[The Montana Professor 17.1, Fall 2006 <http://mtprof.msun.edu>]

Kermit Hall: A Remembrance

Michael Mayer
History
UM-Missoula
michael.mayer@umontana.edu

--Kermit Hall
Kermit Hall

This past summer, the academic world lost one of its most accomplished scholars and most creative leaders. Kermit Hall, President of the University at Albany, State University of New York, died while on vacation in South Carolina. With his passing, The University of Montana lost a friend who spoke on this campus for the inaugural celebration of Constitution Day. Hall had been President of Albany since February 1, 2005. A statement released by New York's Governor, George Pataki, praised Hall as "both an outstanding university and community leader." Pataki singled out for comment Hall's tireless work to improve academic standards. John Ryan, Chancellor of SUNY, said: "Kermit Hall was a distinguished scholar and mentor to students and faculty alike who, as president for far too short a time, made enormous contributions to the academic advances of the University at Albany. The State University has lost a colleague of vision, integrity, and dynamism." In addition to his accomplishments as an academic administrator, Hall was a genuinely distinguished historian of the American Constitution and American law.

 

After completing his undergraduate work at the University of Akron in 1966, he earned a Master's Degree from Syracuse in 1967 and served four years in the Army. He received his Ph.D. from the University of Minnesota in 1972 and earned a MSL from Yale University Law School in 1980. Hall taught history at Vanderbilt University, Wayne State University, and the University of Florida, where he had a joint appointment in the School of Law. From there, he went into administration, but that did not stop him from teaching and writing history. It did not even slow him down appreciably. He served as Dean of the College of Arts and Sciences at the University of Tulsa from 1992-1994. Following that, he became Dean of the College of Humanities at Ohio State University from 1994-1999 and Executive Dean of the College of the Arts and Sciences from 1996-1999. While there, he established a center for the study of legal history and a fellowship in legal history. The University of Montana can take great pride in the fact that the first person to hold that fellowship earned his MA at The University of Montana.

After leaving Ohio State, Hall moved to "Tobacco Road" and spent a year as Provost and Vice Chancellor for Academic Affairs at North Carolina State University. From there, he went on to become President of Utah State University from 2000-2004. After that, he assumed the presidency of the University at Albany.

It would take more space than allotted here just to list his publications, but several demand mention.
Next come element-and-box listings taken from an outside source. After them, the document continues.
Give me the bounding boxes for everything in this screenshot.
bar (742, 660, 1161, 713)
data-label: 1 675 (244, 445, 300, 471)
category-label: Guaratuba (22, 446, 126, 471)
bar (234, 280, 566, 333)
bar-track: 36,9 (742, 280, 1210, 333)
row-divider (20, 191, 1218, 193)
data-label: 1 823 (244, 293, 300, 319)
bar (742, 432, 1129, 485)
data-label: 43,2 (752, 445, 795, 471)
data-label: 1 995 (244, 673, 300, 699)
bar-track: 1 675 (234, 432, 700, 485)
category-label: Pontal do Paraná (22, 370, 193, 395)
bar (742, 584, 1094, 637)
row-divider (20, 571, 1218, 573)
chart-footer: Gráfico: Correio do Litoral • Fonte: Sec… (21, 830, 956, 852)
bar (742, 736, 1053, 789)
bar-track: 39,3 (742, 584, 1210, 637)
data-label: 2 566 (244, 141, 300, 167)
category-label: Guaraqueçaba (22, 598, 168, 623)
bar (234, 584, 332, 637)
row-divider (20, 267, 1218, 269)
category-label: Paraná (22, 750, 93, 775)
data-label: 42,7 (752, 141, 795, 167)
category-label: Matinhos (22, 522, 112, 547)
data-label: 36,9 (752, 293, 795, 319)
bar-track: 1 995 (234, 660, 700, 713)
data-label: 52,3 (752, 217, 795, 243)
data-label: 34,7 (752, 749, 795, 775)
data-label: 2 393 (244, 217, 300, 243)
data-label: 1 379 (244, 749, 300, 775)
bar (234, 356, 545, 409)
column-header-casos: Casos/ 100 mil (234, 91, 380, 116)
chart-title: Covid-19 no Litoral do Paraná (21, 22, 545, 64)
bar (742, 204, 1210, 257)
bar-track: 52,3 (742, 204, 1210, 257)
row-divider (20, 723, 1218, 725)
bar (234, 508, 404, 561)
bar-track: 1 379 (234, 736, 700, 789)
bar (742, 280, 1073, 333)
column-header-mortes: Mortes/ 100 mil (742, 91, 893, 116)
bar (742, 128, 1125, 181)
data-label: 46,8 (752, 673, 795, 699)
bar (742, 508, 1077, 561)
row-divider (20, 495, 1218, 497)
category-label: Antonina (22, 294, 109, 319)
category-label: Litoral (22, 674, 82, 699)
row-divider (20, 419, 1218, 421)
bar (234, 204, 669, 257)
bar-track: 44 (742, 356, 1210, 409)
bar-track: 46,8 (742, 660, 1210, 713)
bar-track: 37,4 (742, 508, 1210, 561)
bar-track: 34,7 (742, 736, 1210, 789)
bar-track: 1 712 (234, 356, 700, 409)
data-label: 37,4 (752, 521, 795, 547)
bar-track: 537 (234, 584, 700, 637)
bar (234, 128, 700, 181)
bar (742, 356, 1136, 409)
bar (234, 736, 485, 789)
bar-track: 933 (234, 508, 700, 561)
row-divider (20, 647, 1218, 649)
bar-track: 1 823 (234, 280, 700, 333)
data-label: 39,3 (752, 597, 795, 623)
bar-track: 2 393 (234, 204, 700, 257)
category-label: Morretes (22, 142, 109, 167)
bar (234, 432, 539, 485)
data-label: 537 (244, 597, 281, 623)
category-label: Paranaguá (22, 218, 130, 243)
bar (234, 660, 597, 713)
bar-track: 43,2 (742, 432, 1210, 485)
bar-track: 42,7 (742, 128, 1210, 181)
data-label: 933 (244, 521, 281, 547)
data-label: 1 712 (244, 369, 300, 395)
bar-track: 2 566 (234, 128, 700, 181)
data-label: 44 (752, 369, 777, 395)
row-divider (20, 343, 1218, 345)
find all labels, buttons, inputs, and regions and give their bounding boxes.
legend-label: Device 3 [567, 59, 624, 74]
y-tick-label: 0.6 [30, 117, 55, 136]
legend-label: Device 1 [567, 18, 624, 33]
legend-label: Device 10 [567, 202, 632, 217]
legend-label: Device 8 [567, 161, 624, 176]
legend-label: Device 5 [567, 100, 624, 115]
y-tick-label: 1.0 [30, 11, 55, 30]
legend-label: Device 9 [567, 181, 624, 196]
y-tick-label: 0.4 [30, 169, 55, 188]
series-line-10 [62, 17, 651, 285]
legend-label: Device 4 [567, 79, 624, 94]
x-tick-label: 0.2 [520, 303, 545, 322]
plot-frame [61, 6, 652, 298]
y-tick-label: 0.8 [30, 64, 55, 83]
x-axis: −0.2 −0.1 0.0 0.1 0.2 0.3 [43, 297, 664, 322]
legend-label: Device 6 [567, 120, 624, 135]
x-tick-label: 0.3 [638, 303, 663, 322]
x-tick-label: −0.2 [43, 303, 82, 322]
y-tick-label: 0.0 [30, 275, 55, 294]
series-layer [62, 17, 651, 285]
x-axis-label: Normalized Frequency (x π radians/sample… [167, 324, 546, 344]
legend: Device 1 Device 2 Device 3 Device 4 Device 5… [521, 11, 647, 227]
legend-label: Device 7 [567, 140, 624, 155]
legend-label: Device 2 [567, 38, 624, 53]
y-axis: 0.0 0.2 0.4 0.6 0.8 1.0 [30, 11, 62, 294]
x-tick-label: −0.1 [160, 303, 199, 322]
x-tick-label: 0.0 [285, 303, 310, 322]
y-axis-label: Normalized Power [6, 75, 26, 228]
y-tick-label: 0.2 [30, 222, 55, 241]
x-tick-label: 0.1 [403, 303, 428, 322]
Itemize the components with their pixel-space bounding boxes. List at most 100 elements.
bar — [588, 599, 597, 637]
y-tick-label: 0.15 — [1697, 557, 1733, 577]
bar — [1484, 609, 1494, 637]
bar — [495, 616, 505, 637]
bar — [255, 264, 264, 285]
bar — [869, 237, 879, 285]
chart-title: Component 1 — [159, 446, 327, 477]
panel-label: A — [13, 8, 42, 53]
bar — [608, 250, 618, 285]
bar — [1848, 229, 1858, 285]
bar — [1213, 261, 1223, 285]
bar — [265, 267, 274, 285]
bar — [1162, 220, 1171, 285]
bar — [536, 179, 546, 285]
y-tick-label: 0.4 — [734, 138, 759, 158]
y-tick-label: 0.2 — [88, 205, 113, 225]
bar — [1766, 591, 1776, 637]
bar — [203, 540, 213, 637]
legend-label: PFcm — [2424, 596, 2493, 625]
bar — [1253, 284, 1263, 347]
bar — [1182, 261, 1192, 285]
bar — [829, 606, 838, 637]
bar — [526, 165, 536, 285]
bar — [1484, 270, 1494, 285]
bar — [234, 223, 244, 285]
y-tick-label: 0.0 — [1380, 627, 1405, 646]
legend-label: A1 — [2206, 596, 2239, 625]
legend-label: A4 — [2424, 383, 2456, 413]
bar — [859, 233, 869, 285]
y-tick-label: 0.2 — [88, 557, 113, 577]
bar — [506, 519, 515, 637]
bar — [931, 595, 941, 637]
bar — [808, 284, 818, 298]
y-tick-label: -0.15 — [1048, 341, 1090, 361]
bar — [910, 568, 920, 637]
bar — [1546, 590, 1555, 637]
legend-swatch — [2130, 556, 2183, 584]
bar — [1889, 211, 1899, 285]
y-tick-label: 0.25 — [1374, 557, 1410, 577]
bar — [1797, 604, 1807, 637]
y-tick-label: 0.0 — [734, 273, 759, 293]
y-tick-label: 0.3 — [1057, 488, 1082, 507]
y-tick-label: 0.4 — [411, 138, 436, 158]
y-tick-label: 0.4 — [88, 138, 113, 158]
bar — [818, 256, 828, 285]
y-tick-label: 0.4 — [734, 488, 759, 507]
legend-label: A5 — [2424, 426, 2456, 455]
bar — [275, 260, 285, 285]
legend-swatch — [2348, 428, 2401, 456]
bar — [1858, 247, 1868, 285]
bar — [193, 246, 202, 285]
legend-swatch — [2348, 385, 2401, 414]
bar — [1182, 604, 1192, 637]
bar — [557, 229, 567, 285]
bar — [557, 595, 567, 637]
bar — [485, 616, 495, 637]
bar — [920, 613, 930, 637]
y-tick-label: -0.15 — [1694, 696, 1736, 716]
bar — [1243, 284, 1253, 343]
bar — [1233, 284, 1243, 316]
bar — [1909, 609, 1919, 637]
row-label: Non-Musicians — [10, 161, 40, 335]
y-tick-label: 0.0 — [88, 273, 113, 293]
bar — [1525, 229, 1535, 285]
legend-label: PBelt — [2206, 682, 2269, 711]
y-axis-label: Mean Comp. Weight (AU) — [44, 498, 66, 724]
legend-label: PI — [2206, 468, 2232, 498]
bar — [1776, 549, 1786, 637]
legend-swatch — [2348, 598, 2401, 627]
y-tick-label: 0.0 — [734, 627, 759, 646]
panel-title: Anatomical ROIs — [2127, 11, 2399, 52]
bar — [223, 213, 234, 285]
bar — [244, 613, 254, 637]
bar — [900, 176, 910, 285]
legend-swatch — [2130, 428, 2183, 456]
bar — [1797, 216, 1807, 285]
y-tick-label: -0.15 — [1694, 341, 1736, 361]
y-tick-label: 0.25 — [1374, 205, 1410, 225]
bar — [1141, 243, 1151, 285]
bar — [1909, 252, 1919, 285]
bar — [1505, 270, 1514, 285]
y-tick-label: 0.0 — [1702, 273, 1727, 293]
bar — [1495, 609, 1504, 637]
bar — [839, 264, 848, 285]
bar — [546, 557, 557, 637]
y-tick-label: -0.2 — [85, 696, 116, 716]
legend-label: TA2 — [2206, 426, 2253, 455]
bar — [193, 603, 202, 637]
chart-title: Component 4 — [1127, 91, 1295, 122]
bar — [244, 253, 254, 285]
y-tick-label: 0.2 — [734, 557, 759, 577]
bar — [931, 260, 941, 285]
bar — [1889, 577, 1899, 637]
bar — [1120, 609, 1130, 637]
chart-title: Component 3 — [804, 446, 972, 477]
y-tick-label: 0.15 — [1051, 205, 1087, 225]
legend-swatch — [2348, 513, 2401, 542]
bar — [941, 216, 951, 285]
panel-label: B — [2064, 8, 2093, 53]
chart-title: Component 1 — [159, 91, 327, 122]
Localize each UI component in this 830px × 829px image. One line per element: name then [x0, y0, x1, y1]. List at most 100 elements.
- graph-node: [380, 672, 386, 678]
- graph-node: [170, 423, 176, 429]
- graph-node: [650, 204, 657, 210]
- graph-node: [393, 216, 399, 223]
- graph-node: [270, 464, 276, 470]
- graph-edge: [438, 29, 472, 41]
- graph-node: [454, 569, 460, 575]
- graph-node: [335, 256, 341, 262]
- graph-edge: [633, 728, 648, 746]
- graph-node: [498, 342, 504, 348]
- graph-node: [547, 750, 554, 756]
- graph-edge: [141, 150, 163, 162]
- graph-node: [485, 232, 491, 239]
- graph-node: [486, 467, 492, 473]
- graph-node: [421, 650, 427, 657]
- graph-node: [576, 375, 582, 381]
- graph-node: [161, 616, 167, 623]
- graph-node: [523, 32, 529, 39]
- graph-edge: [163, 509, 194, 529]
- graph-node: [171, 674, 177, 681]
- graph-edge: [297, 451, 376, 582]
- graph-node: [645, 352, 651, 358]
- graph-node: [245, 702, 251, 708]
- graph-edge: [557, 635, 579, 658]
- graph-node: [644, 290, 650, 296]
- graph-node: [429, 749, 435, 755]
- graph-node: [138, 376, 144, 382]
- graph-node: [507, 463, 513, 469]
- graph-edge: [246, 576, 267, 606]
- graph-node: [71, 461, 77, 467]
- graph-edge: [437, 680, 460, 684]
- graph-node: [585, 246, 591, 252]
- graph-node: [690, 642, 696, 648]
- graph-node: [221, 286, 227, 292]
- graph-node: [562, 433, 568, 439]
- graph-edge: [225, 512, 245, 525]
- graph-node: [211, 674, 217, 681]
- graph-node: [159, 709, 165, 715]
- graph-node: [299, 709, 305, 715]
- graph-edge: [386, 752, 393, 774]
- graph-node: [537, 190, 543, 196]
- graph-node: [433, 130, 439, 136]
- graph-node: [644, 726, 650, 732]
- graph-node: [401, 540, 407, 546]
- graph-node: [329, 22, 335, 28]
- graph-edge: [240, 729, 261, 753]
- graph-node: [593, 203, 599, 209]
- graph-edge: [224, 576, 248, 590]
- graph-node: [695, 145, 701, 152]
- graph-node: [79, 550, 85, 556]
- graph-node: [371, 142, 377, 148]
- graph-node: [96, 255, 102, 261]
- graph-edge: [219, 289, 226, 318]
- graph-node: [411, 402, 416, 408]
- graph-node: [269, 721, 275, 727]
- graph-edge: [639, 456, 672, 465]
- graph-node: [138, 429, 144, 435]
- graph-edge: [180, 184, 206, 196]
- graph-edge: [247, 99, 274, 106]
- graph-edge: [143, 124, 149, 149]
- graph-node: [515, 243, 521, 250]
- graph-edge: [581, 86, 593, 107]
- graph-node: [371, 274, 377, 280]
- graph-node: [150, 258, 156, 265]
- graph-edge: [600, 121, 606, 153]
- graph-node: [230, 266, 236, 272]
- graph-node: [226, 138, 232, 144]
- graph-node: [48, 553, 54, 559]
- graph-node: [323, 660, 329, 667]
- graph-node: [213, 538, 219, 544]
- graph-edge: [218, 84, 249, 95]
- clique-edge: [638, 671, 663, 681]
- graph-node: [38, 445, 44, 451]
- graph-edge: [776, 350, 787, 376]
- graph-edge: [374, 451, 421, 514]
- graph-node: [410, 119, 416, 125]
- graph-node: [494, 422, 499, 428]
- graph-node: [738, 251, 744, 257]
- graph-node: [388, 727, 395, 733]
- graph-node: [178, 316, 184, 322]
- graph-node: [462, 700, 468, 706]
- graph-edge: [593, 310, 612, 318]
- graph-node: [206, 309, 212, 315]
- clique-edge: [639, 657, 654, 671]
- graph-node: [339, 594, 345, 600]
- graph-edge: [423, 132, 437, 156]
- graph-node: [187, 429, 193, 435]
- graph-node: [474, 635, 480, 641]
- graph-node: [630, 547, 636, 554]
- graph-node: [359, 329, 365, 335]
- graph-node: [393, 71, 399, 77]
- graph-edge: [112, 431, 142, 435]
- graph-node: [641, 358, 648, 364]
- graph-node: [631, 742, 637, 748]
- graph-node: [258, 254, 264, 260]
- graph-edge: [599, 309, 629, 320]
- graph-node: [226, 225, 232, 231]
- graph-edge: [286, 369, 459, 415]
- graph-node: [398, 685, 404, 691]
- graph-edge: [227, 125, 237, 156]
He published The Politics of Justice: Lower Federal Judicial Selection and the Second American Party System, 1829-1861 (1979); The Supreme Court and Judicial Review in American History (1985); and the classic, The Magic Mirror: Law in American History (1989). The Magic Mirror was a brilliant synthesis that brought into focus the relationship between law and society. No less an authority than Harold Hyman called it "perhaps the best brief history of American law." Hall was editor of The Oxford Companion to American Law (2002), The Oxford Companion to the Supreme Court (1992, rev. ed., 2005), and, with Paul Finkelman and William Wiecek, American Legal History (1991), also published by Oxford University Press.

More than a great scholar, teacher, and administrator, Kermit Hall was an ungrudging mentor. He was exceptionally generous to younger legal historians, students, and younger scholars at the departments and institutions he led. He was also willing to help out a friend. When I invited him to speak at UM, he immediately agreed. I think it safe to assume that we were not the only institution to ask him to speak on the first Constitution Day. He never asked about what the fee was, or even if there was one (we did scrape together a nice honorarium). Moreover, he squeezed us into a hectic (it actually seemed killing) schedule. After spending the morning working in Albany, he arrived not much more than an hour before his talk. He left early the following morning for Houston, where he gave another talk that evening, and from there left for China. Amidst all that travel, he treated us to a wonderful talk on "Twenty-Two Things You Need to Know About the Constitution."

His visit here, a minor episode in an eventful life, said everything there was to say about Kermit Hall. He was full of energy. He delighted in engaging audiences. He loved visiting new places. He was a masterful teacher who could bring serious scholarship to bear on a talk intended for the general public. He was a truly important scholar who loved to share his knowledge. And he was a good friend. We will miss him.